Place bread on baking sheet and let stand: Spread bread slices on a baking sheet; let stand at least a few hours and up to overnight.
Melt butter in skillet and add sugar, salt, and lemon juice: Melt butter in a large ovenproof, nonreactive skillet (like an 11-to-12-inch enameled cast iron) over medium heat. Add 1 cup brown sugar, ¼ teaspoon salt, and lemon juice. Cook, stirring, until sugar dissolves, then bring to a boil; cook 1 minute.
Add apples and cook: Add apples and cook, turning occasionally, until they begin to soften and brown a bit and liquid thickens, about 12 minutes.
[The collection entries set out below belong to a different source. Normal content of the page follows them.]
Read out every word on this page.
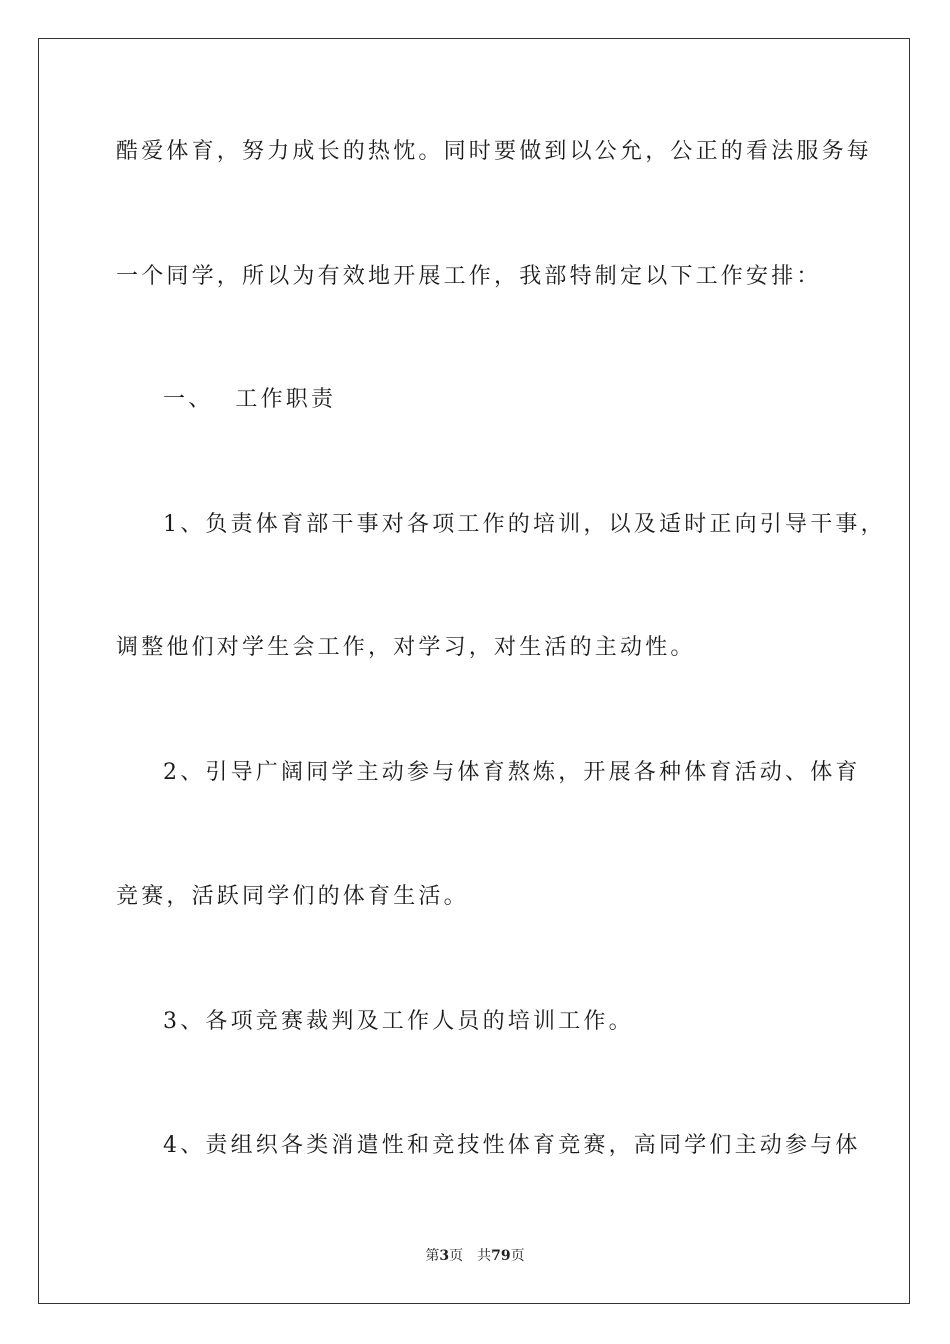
酷爱体育，努力成长的热忱。同时要做到以公允，公正的看法服务每
一个同学，所以为有效地开展工作，我部特制定以下工作安排：
一、 工作职责
1、负责体育部干事对各项工作的培训，以及适时正向引导干事，
调整他们对学生会工作，对学习，对生活的主动性。
2、引导广阔同学主动参与体育熬炼，开展各种体育活动、体育
竞赛，活跃同学们的体育生活。
3、各项竞赛裁判及工作人员的培训工作。
4、责组织各类消遣性和竞技性体育竞赛，高同学们主动参与体
第3页 共79页
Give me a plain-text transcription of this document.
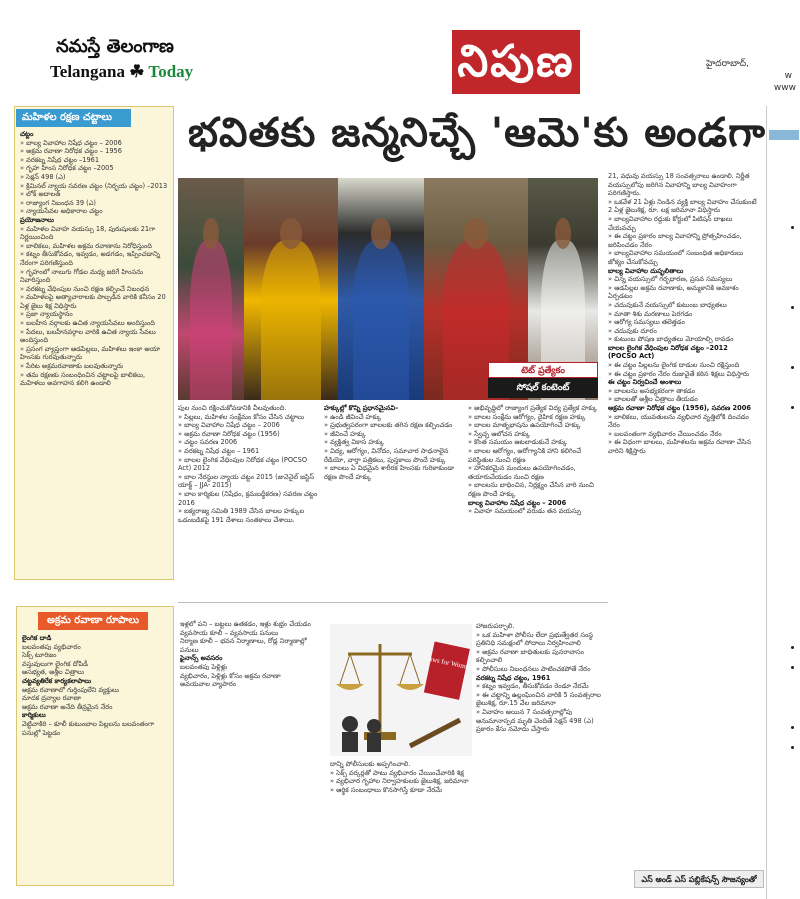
నమస్తే తెలంగాణ
Telangana ☘ Today	నిపుణ	హైదరాబాద్,
w
www
భవితకు జన్మనిచ్చే 'ఆమె'కు అండగా
మహిళల రక్షణ చట్టాలు
చట్టం
» బాల్య వివాహాల నిషేధ చట్టం – 2006
» అక్రమ రవాణా నిరోధక చట్టం – 1956
» వరకట్న నిషేధ చట్టం –1961
» గృహ హింస నిరోధక చట్టం –2005
» సెక్షన్ 498 (ఎ)
» క్రిమినల్ న్యాయ సవరణ చట్టం (నిర్భయ చట్టం) –2013
» లోక్ అదాలత్
» రాజ్యాంగ నిబంధన 39 (ఎ)
» న్యాయసేవల అధికారాల చట్టం
ప్రయోజనాలు
» మహిళల వివాహ వయస్సు 18, పురుషులకు 21గా నిర్ణయించింది
» బాలికలు, మహిళల అక్రమ రవాణాను నిరోధిస్తుంది
» కట్నం తీసుకోవడం, ఇవ్వడం, అడగడం, ఇప్పించడాన్ని నేరంగా పరిగణిస్తుంది
» గృహంలో నాలుగు గోడల మధ్య జరిగే హింసను నివారిస్తుంది
» వరకట్న వేధింపుల నుంచి రక్షణ కల్పించే నిబంధన
» మహిళలపై అత్యాచారాలకు పాల్పడిన వారికి కనీసం 20 ఏళ్ల జైలు శిక్ష విధిస్తారు
» ప్రజా న్యాయస్థానం
» బలహీన వర్గాలకు ఉచిత న్యాయసేవలు అందిస్తుంది
» పేదలు, బలహీనవర్గాల వారికి ఉచిత న్యాయ సేవలు అందిస్తుంది
» ప్రసంగ వ్యాప్తంగా ఆడపిల్లలు, మహిళలు ఇంకా అయా హింసకు గురవుతున్నారు
» పేరిట అక్రమరవాణాకు బలవుతున్నారు
» తమ రక్షణకు సంబంధించిన చట్టాలపై బాలికలు, మహిళలు అవగాహన కలిగి ఉండాలి
టెట్ ప్రత్యేకం
సోషల్ కంటెంట్
పుల నుంచి రక్షించుకోవడానికి వీలవుతుంది.
» పిల్లలు, మహిళల సంక్షేమం కోసం చేసిన చట్టాలు
» బాల్య వివాహాల నిషేధ చట్టం – 2006
» అక్రమ రవాణా నిరోధక చట్టం (1956)
» చట్టం సవరణ 2006
» వరకట్న నిషేధ చట్టం – 1961
» బాలల లైంగిక వేధింపుల నిరోధక చట్టం (POCSO Act) 2012
» బాల నేరస్థుల న్యాయ చట్టం 2015 (జువెనైల్ జస్టిస్ యాక్ట్ – JJA- 2015)
» బాల కార్మికుల (నిషేధం, క్రమబద్ధీకరణ) సవరణ చట్టం 2016
» ఐక్యరాజ్య సమితి 1989 చేసిన బాలల హక్కుల ఒడంబడికపై 191 దేశాలు సంతకాలు చేశాయి.
హక్కుల్లో కొన్ని ప్రధానమైనవి–
» ఉండి జీవించే హక్కు
» ప్రభుత్వపరంగా బాలలకు తగిన రక్షణ కల్పించడం
» జీవించే హక్కు
» వ్యక్తిత్వ వికాస హక్కు
» విద్య, ఆరోగ్యం, వినోదం, సమాచార సాధనాలైన రేడియో, వార్తా పత్రికలు, పుస్తకాలు పొందే హక్కు
» బాలలు ఏ విధమైన శారీరక హింసకు గురికాకుండా రక్షణ పొందే హక్కు
» అభివృద్ధిలో రాజ్యాంగ ప్రత్యేక విద్య ప్రత్యేక హక్కు
» బాలల సంక్షేమ ఆరోగ్యం, దైహిక రక్షణ హక్కు
» బాలల మాతృభాషను ఉపయోగించే హక్కు
» స్వేచ్ఛ ఆలోచన హక్కు
» కొంత సమయం ఆటలాడుకునే హక్కు
» బాలల ఆరోగ్యం, ఆరోగ్యానికి హాని కలిగించే పరిస్థితుల నుంచి రక్షణ
» హానికరమైన మందులు ఉపయోగించడం, తయారుచేయడం నుంచి రక్షణ
» బాలలను బాధించిన, నిర్లక్ష్యం చేసిన వారి నుంచి రక్షణ పొందే హక్కు
బాల్య వివాహాల నిషేధ చట్టం – 2006
» వివాహ సమయంలో వరుడు తన వయస్సు
21, వధువు వయస్సు 18 సంవత్సరాలు ఉండాలి. నిర్ణీత వయస్సులోపు జరిగిన వివాహాన్ని బాల్య వివాహంగా పరిగణిస్తారు.
» ఒకవేళ 21 ఏళ్లు నిండిన వ్యక్తి బాల్య వివాహం చేసుకుంటే 2 ఏళ్ల జైలుశిక్ష, రూ. లక్ష జరిమానా విధిస్తారు
» బాల్యవివాహాల రద్దుకు కోర్టులో పిటిషన్ దాఖలు చేయవచ్చు
» ఈ చట్టం ప్రకారం బాల్య వివాహాన్ని ప్రోత్సహించడం, జరిపించడం నేరం
» బాల్యవివాహాల సమయంలో సంబంధిత అధికారులు జోక్యం చేసుకోవచ్చు
బాల్య వివాహాల దుష్ఫలితాలు
» చిన్న వయస్సులో గర్భధారణ, ప్రసవ సమస్యలు
» ఆడపిల్లల అక్రమ రవాణాకు, అమ్మకానికి అవకాశం ఏర్పడటం
» చదువుకునే వయస్సులో కుటుంబ బాధ్యతలు
» మాతా శిశు మరణాలు పెరగడం
» ఆరోగ్య సమస్యలు తలెత్తడం
» చదువుకు దూరం
» కుటుంబ పోషణ బాధ్యతలు మోయాల్సి రావడం
బాలల లైంగిక వేధింపుల నిరోధక చట్టం –2012 (POCSO Act)
» ఈ చట్టం పిల్లలను లైంగిక దాడుల నుంచి రక్షిస్తుంది
» ఈ చట్టం ప్రకారం నేరం రుజువైతే కఠిన శిక్షలు విధిస్తారు
ఈ చట్టం నిర్వచించే అంశాలు
» బాలలను అసభ్యకరంగా తాకడం
» బాలలతో అశ్లీల చిత్రాలు తీయడం
అక్రమ రవాణా నిరోధక చట్టం (1956), సవరణ 2006
» బాలికలు, యువతులను వ్యభిచార వృత్తిలోకి దించడం నేరం
» బలవంతంగా వ్యభిచారం చేయించడం నేరం
» ఈ విధంగా బాలలు, మహిళలను అక్రమ రవాణా చేసిన వారిని శిక్షిస్తారు
అక్రమ రవాణా రూపాలు
లైంగిక దాడి
బలవంతపు వ్యభిచారం
సెక్స్ టూరిజం
వస్తువులుగా లైంగిక దోపిడీ
అసభ్యత, అశ్లీల చిత్రాలు
చట్టవ్యతిరేక కార్యకలాపాలు
అక్రమ రవాణాలో గుర్తింపులేని వ్యక్తులు
మాదక ద్రవ్యాల రవాణా
అక్రమ రవాణా అనేది తీవ్రమైన నేరం
కార్మికులు
వెట్టిచాకిరి – కూలీ కుటుంబాల పిల్లలను బలవంతంగా పనుల్లో పెట్టడం
ఇళ్లలో పని – బట్టలు ఉతకడం, ఇళ్లు శుభ్రం చేయడం
వ్యవసాయ కూలీ – వ్యవసాయ పనులు
నిర్మాణ కూలీ – భవన నిర్మాణాలు, రోడ్ల నిర్మాణాల్లో పనులు
ఫైనాన్స్ అవసరం
బలవంతపు పెళ్లిళ్లు
వ్యభిచారం, పెళ్లిళ్లు కోసం అక్రమ రవాణా
అవయవాల వ్యాపారం
Laws for Women
దాన్ని పోలీసులకు అప్పగించాలి.
» సెక్స్ వర్కర్లతో పాటు వ్యభిచారం చేయించేవారికి శిక్ష
» వ్యభిచార గృహాల నిర్వాహకులకు జైలుశిక్ష, జరిమానా
» ఆర్థిక సంబంధాలు కొనసాగిస్తే కూడా నేరమే
హాజరుపర్చాలి.
» ఒక మహిళా పోలీసు లేదా ప్రభుత్వేతర సంస్థ ప్రతినిధి సమక్షంలో సోదాలు నిర్వహించాలి
» అక్రమ రవాణా బాధితులకు పునరావాసం కల్పించాలి
» పోలీసులు నిబంధనలు పాటించకపోతే నేరం
వరకట్న నిషేధ చట్టం, 1961
» కట్నం ఇవ్వడం, తీసుకోవడం రెండూ నేరమే
» ఈ చట్టాన్ని ఉల్లంఘించిన వారికి 5 సంవత్సరాల జైలుశిక్ష, రూ.15 వేల జరిమానా
» వివాహం అయిన 7 సంవత్సరాల్లోపు అనుమానాస్పద మృతి చెందితే సెక్షన్ 498 (ఎ) ప్రకారం కేసు నమోదు చేస్తారు
ఎస్ అండ్ ఎస్ పబ్లికేషన్స్ సౌజన్యంతో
Let cool 30 minutes.
Whisk eggs, milk, remaining sugar, and vanilla: In a wide, shallow dish, whisk together eggs, milk, remaining 2 tablespoons brown sugar, vanilla, and ¼ teaspoon salt.
Dip bread and arrange over apples: Dip bread in mixture, turning to coat. Arrange atop apples, shingling in concentric circles. Pour remaining mixture on top. Cover; refrigerate at least 2 hours and up to 24.
Preheat oven and bake: Preheat oven to 350°F. Sprinkle French toast with cinnamon and bake, uncovered, until set and golden on top, 35 to 45 minutes.
Cool for 15 minutes, then dust with confectioners' sugar and serve: Let stand 15 minutes. Dust with confectioners' sugar; serve with yogurt, pecans, and fruit.